Workshop | Relational Interfaces Design

Friday, June 14th | 09:30 – 17:30 (CEST) | Het Nieuwe Instituut, Rotterdam

Organized by Dark Matter Labs, The research project Charging the Commons at the Civic Interaction Design Research Group at the Amsterdam University of Applied Sciences and Zöop, in cooperation with the Focus Area Governing the Digital Society at Utrecht University.

Interested in participating?
Send an email with a brief motivation to Martijn de Waal b.g.m.de.waal [AT] hva.nl

Theme

The ecological crisis we currently face can arguably be traced to how we conceive of our relationships with the world around us, structured around human-centric ownership, control, and dominion. So how can we reimagine civics to recognise the deeply entangled relationships we humans have with each other, and with the more-than-human world, from living things to earth systems? And how can we imagine these relationships in the spirit of stewardship and commoning? These worldview shifts are the core mission of Radicle Civics at Dark Matter Labs.

To explore these questions, Dark Matter Labs are currently designing ‘relational interfaces’ –  social and technological infrastructures, tools, models, and protocols to help us practise these ideas, by bridging the gap between humans and the complex, entangled world we exist in. As a result, we will require new theories of the commons: how do we organise a commons that includes more-than-human agents? And by moving from bounded areas to relational networks, how do we balance between the situatedness and unboundedness of ecosystems? In the workshop we will address these question with a focus on Buitenplaats Brienenoord – Testing ground for the future.

The workshop will be preceeded by a public panel discussion on this theme at Nieuwe Instituut on Thursday June 13th, 19:30–21:00.
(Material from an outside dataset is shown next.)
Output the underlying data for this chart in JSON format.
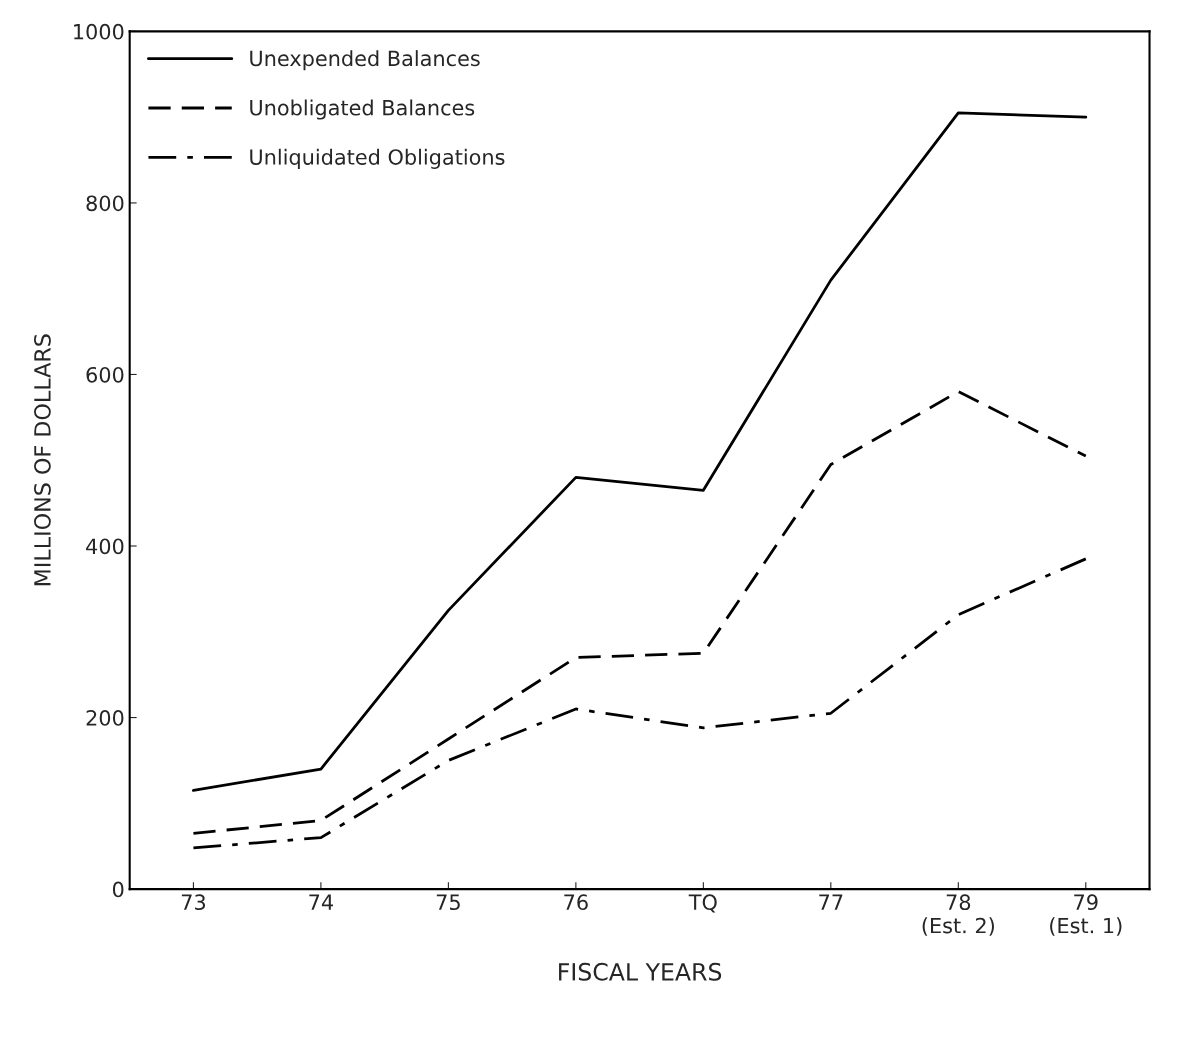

Questions we are exploring

  1. How do we organise a commons that includes more-than-human agents?
    1. By moving from bounded areas to relational networks, how do we balance between the situatedness and unboundedness of ecosystems?
    2. How do we frame the language and interactions of this complex way of being together? To what extent do we borrow or deviate from existing social, legal, governmental, political framings/metaphors?
    3. How do we make complexity intuitive?
    4. How do we represent more-than-human agents?
  2. How do we make decisions in a more-than-human commons?
    1. How do we build consensus around conditions for collective thriving?
    2. What happens when the conditions to thrive are in conflict with that of others? Or between individuals and the collective?
    3. How do we deal with breaches and failures to deliver on responsibilities towards creating for collective thriving?

Objectives

  • To codesign new theories of the commons that include more-than-human actors, and focus on relationality.
  • To explore how interaction and interface design can realise these new theories of the commons, building on Dark Matter Labs’ Stewardship Agreement app.

Agenda

  • 9:00-9:30 – Arrivals and Coffee
  • 9:30-10:30 – Introduction
  • 10:30-13:30 – Group Workshop Round 1
  • 13:30-14:30 – Lunch (provided by Het Nieuwe Institut)
  • 14:30-16:30 – Group Workshop Round 2
  • 16:30-17:30 – Conclusions

Radicle Civics

Radicle Civics in Dark Matter Labs is working on prototypes that will help us realise the three critical worldview shifts we proposed by creating new systems of civics that embody these worldviews. In essence, we are working towards systems of civics that are ecocentric, designed for complexity, and are decentralised by design. We believe the long term vision of this is a system that sees the world as agents in complex relationships with one another, and encourages common stewardship for the health of the whole system.

Charging the Commons

Charging the Commons is a 2-year research project (SIA Raak-mkb) from the AUAS Civic Interaction Design and Caradt that investigates how community values can be articulated, and translated into designs for the organisation of an urban commons. 

One of the central questions emerging from Charging the Commons is how the technological infrastructures (e.g. digital platforms) in our society can be designed in more relational ways, expressing our deep entanglements as humans with each other and the world around us, allowing us to take care of the world in relations of mutual care. (e.g. through commons, zoöps, cooperatives, etc). We see this as an alternative pathway to the future, in comparison with the dominant current development models where our tech infrastructures address us as individuals, and express our relations mostly in transactional ways. In that vision infrastructures and the resources they make available are mostly presented as services that we can enjoy as individual consumers. How can we reintroduce ‘care’, ‘stewardship’, and ‘relationality’ as core principles in our society, at the levels of institutions, infrastructures and practices?

Zoöp
The zoöp is based on the premise that the global climate crisis and ecological devastation are the effects of an economic system that has systematically put human interests above non-human interests: zoöps strengthen the position of non-humans within human societies, stimulate ecological regeneration or quality of life for multispecies communities (that include humans) and counter extractivist dynamics.

[Urban Interfaces]
The workshop is co-organized with the Utrecht University-based research group [urban interfaces], and the special interest group Inclusion in the Datafied City, as part of the Focus Area Governing the Digital Society. It is part of a longer-running collaboration between AUAS and UU on ‘critical city-making’ and creative urban methods.